Uno de los ingredientes que combinan de maravilla, es el chocolate negro fundido. Puedes servirlos en una bandeja o en pequeñas cápsulas de papel. El maridaje ideal es un café artesanal o una infusión de vainilla.
Un poco de historia
Los coquitos, también conocidos como besitos de coco en varios países de Latinoamérica, tienen un origen que fusiona la repostería europea con los ingredientes tropicales del Caribe y Sudamérica. Se cree que evolucionaron a partir de los macaroons franceses, pero sustituyendo la almendra por el coco rallado, mucho más accesible en las colonias, convirtiéndose en un dulce tradicional e irresistible.
¡Cocinar es, sin duda, la forma más dulce de regalar amor a los que más quieres!

Coquitos sin harina
Instrucciones
- Mezclar el coco rallado con el azúcar hasta que quede bien integrado y suelto.
- Batir los huevos hasta espumarlos, buscando una textura ligera y esponjosa.

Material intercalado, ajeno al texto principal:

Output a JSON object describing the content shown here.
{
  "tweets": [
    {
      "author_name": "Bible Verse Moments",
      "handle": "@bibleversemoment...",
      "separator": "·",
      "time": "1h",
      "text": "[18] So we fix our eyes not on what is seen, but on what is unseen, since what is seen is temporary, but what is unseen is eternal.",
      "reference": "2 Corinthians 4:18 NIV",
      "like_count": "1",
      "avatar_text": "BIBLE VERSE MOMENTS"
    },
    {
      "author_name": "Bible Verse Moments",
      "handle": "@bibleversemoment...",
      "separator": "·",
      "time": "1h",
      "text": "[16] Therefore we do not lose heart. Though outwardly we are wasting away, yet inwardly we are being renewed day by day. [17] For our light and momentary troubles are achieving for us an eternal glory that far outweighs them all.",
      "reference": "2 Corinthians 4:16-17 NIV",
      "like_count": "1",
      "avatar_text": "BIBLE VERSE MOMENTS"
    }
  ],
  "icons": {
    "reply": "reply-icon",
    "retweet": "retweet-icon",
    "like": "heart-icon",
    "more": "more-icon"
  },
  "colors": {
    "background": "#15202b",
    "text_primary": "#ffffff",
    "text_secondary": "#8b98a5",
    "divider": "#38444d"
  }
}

- Incorporar poco a poco la mezcla de coco y azúcar a los huevos, añadiéndola a cucharadas y mezclando suavemente tras cada adición hasta obtener una masa homogénea.

- Forrar una placa de horno con papel vegetal y formar pequeños montoncitos de masa con ayuda de una cuchara, dejando algo de separación entre ellos.

- Precalentar el horno a 180 °C y hornear durante unos 10 minutos, o hasta que los coquitos estén ligeramente dorados por fuera y tiernos por dentro.

- Dejar templar unos minutos antes de retirar… si es que logran esperar.